Menurut warga sekitar, setiap pemilik ternak melakukan panen , dipastikan ribuan lalat akan berkeliaran di rumah-rumah warga, sementara pihak pemilik ternak tidak pernah memberikan tindakan antisipasi terhadap masalah yang amat bikin warga resah tersebut.

"Setiap bongkar ayam (panen), selalu saja warga harus menanggung bau dan lalat di sana-sini akibat usaha ternak itu," ungkap Boncel(nama disamarkan)

Dijelaskan Boncel, kalau panen ayam, warga tidak ada yang berani membuka pintu dan jendela rumah, karena jika terbuka sebentar saja, lalat menyerbu masuk ke rumah. Apalagi dimusim penghujan.

Selain itu, katanya, peternakan ayam milik H. Syaiful Bahri ini sudah tidak pantas lagi berdiri di daerah itu. Sebab, selain berada di sekitar pemukiman warga, juga sudah meresahkan masyarakat karena menimbulkan bau tak sedap dan lalat yang dapat merusak kesehatan.

"Kami juga heran, apakah mereka memiliki izin untuk membuka usaha ternak ayam di sekitar pemukiman warga.

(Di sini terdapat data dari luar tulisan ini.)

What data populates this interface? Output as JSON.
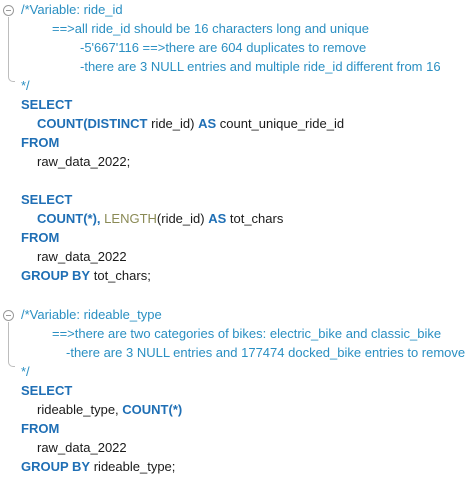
{
  "code": {
    "comment1": {
      "open": "/*Variable: ride_id",
      "l1": "==>all ride_id should be 16 characters long and unique",
      "l2": "-5'667'116 ==>there are 604 duplicates to remove",
      "l3": "-there are 3 NULL entries and multiple ride_id different from 16",
      "close": "*/"
    },
    "query1": {
      "select": "SELECT",
      "count_distinct": "COUNT(DISTINCT",
      "arg": " ride_id) ",
      "as": "AS",
      "alias": " count_unique_ride_id",
      "from": "FROM",
      "table": "raw_data_2022;"
    },
    "query2": {
      "select": "SELECT",
      "count": "COUNT",
      "count_arg": "(*), ",
      "length": "LENGTH",
      "length_arg": "(ride_id) ",
      "as": "AS",
      "alias": " tot_chars",
      "from": "FROM",
      "table": "raw_data_2022",
      "group_by": "GROUP BY",
      "group_col": " tot_chars;"
    },
    "comment2": {
      "open": "/*Variable: rideable_type",
      "l1": "==>there are two categories of bikes: electric_bike and classic_bike",
      "l2": "-there are 3 NULL entries and 177474 docked_bike entries to remove",
      "close": "*/"
    },
    "query3": {
      "select": "SELECT",
      "col": "rideable_type, ",
      "count": "COUNT",
      "count_arg": "(*)",
      "from": "FROM",
      "table": "raw_data_2022",
      "group_by": "GROUP BY",
      "group_col": " rideable_type;"
    }
  },
  "colors": {
    "comment": "#2a8fc2",
    "keyword": "#1f6fb5",
    "function_alt": "#8a8a55",
    "text": "#1a1a1a"
  }
}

Selain itu, sesuai dengan peraturan menteri pertanian No. 333 KPTS/PD.420/2005 disebutkan bahwa lokasi ternak harus berjarak minimal 2.000 meter dari pemukiman warga, sementara jarak puluhan peternakan ayam di sana hanya hitungan meter berada di pemukiman penduduk " ungkap salah seorang warga yang enggan disebutkan namanya.

Oleh karena itu, mereka berharap kepada pemerintah daerah dan instansi berwenang lainnya segera melakukan penertiban dan membongkar kandang ternak tersebut. karena sudah melanggar peraturan dan perundang-undangan dan juga meresahkan warga selama bertahun-tahun.

Kepala Desa Gerongan kecamatan Kraton menuturkan kepada awak media dirinya tidak pernah memberikan izin berdirinya bangunan kandang tersebut bahkan Nur Hasyim Kades sudah beberapa kali melakukan mediasi dengan para warga agar bisa mencari solusi terbaik atas persoalan tersebut, akan tetapi masih belum menemukan solusi terbaik baik untuk pemilik ternak maupun para warga sekitar.

"Warga sudah sering melaporkan masalah tersebut kepada saya mas tapi kan saya kan tidak punya kewenangan untuk melakukan pembongkaran kandang ternak itu, yang bisa saya lakukan hanya memediasi kepentingan warga dan pemilik ternak " lanjut Kades

.H. Syaiful Bahri ( pemilik ternak ) saat  ditemui dikediamannya mengatakan pada wartawan bahwa dirinya mengakui adanya ternak ayam ini tidak memiliki izin, akan tetapi dirinya terpaksa beternak ayam karena hasil tambak ikan miliknya selalu gagal panen akibat limbah beracun pabrik-pabrik yang membuang limbahnya secara bebas.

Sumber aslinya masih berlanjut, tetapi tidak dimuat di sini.